11 September 2006

five years ago...

...I was beginning my senior year in high school in Cambridge, Massachusetts, sitting in Ms. Hamilton's Shakespeare class, when I found out that a plane had flown into the World Trade Center. Shortly after the second plane hit, we were ushered into the auditorium for an all-school assembly. When I learned that the planes had taken off from Logan airport, I immediately thought of my dad, who had flown into the airport that morning. His flight had arrived just moments before the airport was shut down. My classmates and I tried repeatedly to use our cell phones to contact relatives who were in New York, or on planes that day, or just to contact our parents at home. TVs were set up around the school so we could watch the news between classes, or during them. My calculus teacher taught class that afternoon as if nothing had happened, with air force jets occassionally rumbling over our campus and our city as we struggled to concentrate on derivatives.

Only five years ago, and yet I can only vaguely remember how I felt in the weeks following 9/11, wasting away in front of the evening news after school every day. Learning, for the first time, really, about terrorism and national tragedies. Supporting my president. Learning about what starts wars, but not yet about what prolongs them.

Four years ago, on September 11th, we were at war, and President Bush stood on Ellis Island and said: "There is a line in our time, and in every time, between those who believe all men are created equal, and those who believe that some men and women and children are expendable in the pursuit of power."

Three years ago, on September 11th, we had overthrown a dictator in Iraq and, four months prior to the memorial, Bush had proclaimed an end to major combat operations in the country.

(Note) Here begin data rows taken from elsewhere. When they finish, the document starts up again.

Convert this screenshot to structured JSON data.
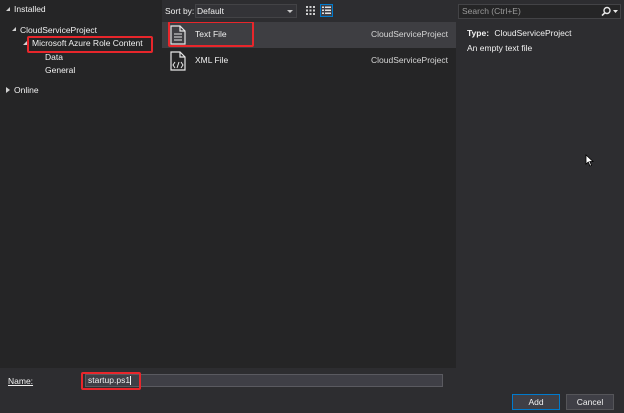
{
  "tree": {
    "installed": "Installed",
    "project": "CloudServiceProject",
    "azure": "Microsoft Azure Role Content",
    "data": "Data",
    "general": "General",
    "online": "Online"
  },
  "toolbar": {
    "sort_label": "Sort by:",
    "sort_value": "Default"
  },
  "templates": [
    {
      "name": "Text File",
      "tag": "CloudServiceProject",
      "icon": "text-file-icon",
      "selected": true
    },
    {
      "name": "XML File",
      "tag": "CloudServiceProject",
      "icon": "xml-file-icon",
      "selected": false
    }
  ],
  "search": {
    "placeholder": "Search (Ctrl+E)"
  },
  "details": {
    "type_label": "Type:",
    "type_value": "CloudServiceProject",
    "description": "An empty text file"
  },
  "form": {
    "name_label": "Name:",
    "name_value": "startup.ps1"
  },
  "buttons": {
    "add": "Add",
    "cancel": "Cancel"
  },
  "colors": {
    "highlight": "#e8262b",
    "accent": "#007acc",
    "background": "#2d2d30"
  }
}
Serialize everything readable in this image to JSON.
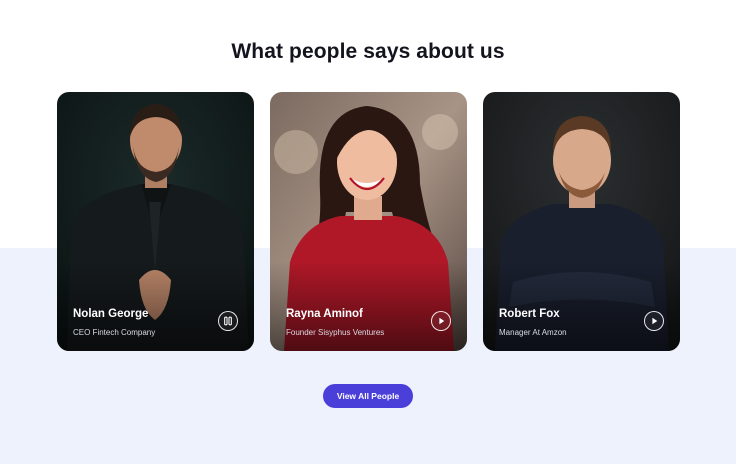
{
  "section": {
    "title": "What people says about us"
  },
  "testimonials": [
    {
      "name": "Nolan George",
      "role": "CEO Fintech Company",
      "media_state": "paused",
      "control_icon": "pause-icon"
    },
    {
      "name": "Rayna Aminof",
      "role": "Founder Sisyphus Ventures",
      "media_state": "stopped",
      "control_icon": "play-icon"
    },
    {
      "name": "Robert Fox",
      "role": "Manager At Amzon",
      "media_state": "stopped",
      "control_icon": "play-icon"
    }
  ],
  "cta": {
    "label": "View All People"
  },
  "colors": {
    "accent": "#4b3fd9",
    "lower_background": "#eef2fd",
    "title_text": "#14141f"
  }
}
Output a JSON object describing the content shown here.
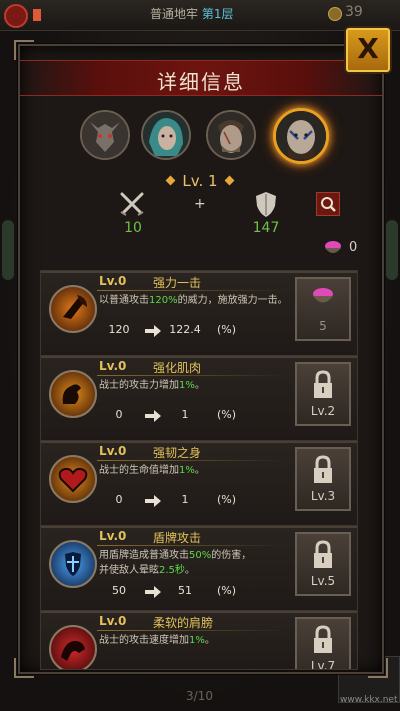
{
  "hud": {
    "floor_label": "普通地牢",
    "floor_level": "第1层",
    "gold": "39",
    "turn_counter": "3/10"
  },
  "dialog": {
    "title": "详细信息",
    "close_label": "X"
  },
  "heroes": [
    {
      "name": "goat-demon",
      "selected": false
    },
    {
      "name": "teal-haired-woman",
      "selected": false
    },
    {
      "name": "scarred-man",
      "selected": false
    },
    {
      "name": "tattooed-warrior",
      "selected": true
    }
  ],
  "level": "Lv. 1",
  "stats": {
    "attack": "10",
    "plus": "+",
    "defense": "147",
    "gems": "0"
  },
  "skills": [
    {
      "level": "Lv.0",
      "name": "强力一击",
      "desc_pre": "以普通攻击",
      "desc_hl": "120%",
      "desc_post": "的威力，施放强力一击。",
      "current": "120",
      "next": "122.4",
      "unit": "(%)",
      "slot": "5",
      "locked": false,
      "icon": "axe-strike-icon",
      "accent": "#e07a1a"
    },
    {
      "level": "Lv.0",
      "name": "强化肌肉",
      "desc_pre": "战士的攻击力增加",
      "desc_hl": "1%",
      "desc_post": "。",
      "current": "0",
      "next": "1",
      "unit": "(%)",
      "slot": "Lv.2",
      "locked": true,
      "icon": "muscle-icon",
      "accent": "#e08a1a"
    },
    {
      "level": "Lv.0",
      "name": "强韧之身",
      "desc_pre": "战士的生命值增加",
      "desc_hl": "1%",
      "desc_post": "。",
      "current": "0",
      "next": "1",
      "unit": "(%)",
      "slot": "Lv.3",
      "locked": true,
      "icon": "heart-icon",
      "accent": "#e08a1a"
    },
    {
      "level": "Lv.0",
      "name": "盾牌攻击",
      "desc_pre": "用盾牌造成普通攻击",
      "desc_hl": "50%",
      "desc_post": "的伤害，",
      "desc2_pre": "并使敌人晕眩",
      "desc2_hl": "2.5秒",
      "desc2_post": "。",
      "current": "50",
      "next": "51",
      "unit": "(%)",
      "slot": "Lv.5",
      "locked": true,
      "icon": "shield-bash-icon",
      "accent": "#3a8ae0"
    },
    {
      "level": "Lv.0",
      "name": "柔软的肩膀",
      "desc_pre": "战士的攻击速度增加",
      "desc_hl": "1%",
      "desc_post": "。",
      "current": "",
      "next": "",
      "unit": "",
      "slot": "Lv.7",
      "locked": true,
      "icon": "shoulder-icon",
      "accent": "#d02a2a"
    }
  ],
  "watermark": "www.kkx.net"
}
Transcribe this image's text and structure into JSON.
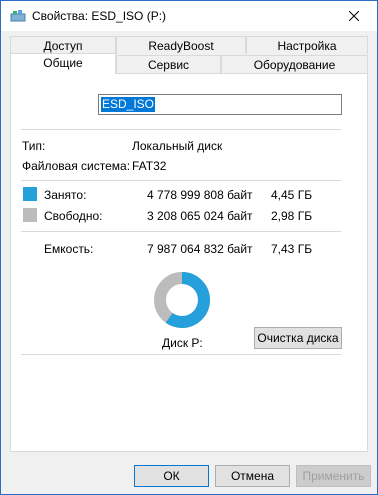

Two years ago, on September 11th, the 9/11 Commission report had been released, new waves of explosive terror attacks had shaken trains in Madrid and an embassy in Indonesia, pictures from Abu Ghraib had shocked our sensibilities, two years ago, on September 11th, 2004, we were about to re-elect our president. I saw magazine headlines on newsstands in Morocco that year - where I was living at the time of the election - asking with disbelief: "Encore 4 ans?"

And one year ago, on September 11th, 2005, I guess nothing in particular happened except that the President and the American people observed yet another moment of silence.

Now I have graduated college, and the war drones on. I guess all that I have gathered from this is that, while so much can change in five years, it seems that most things stay the same.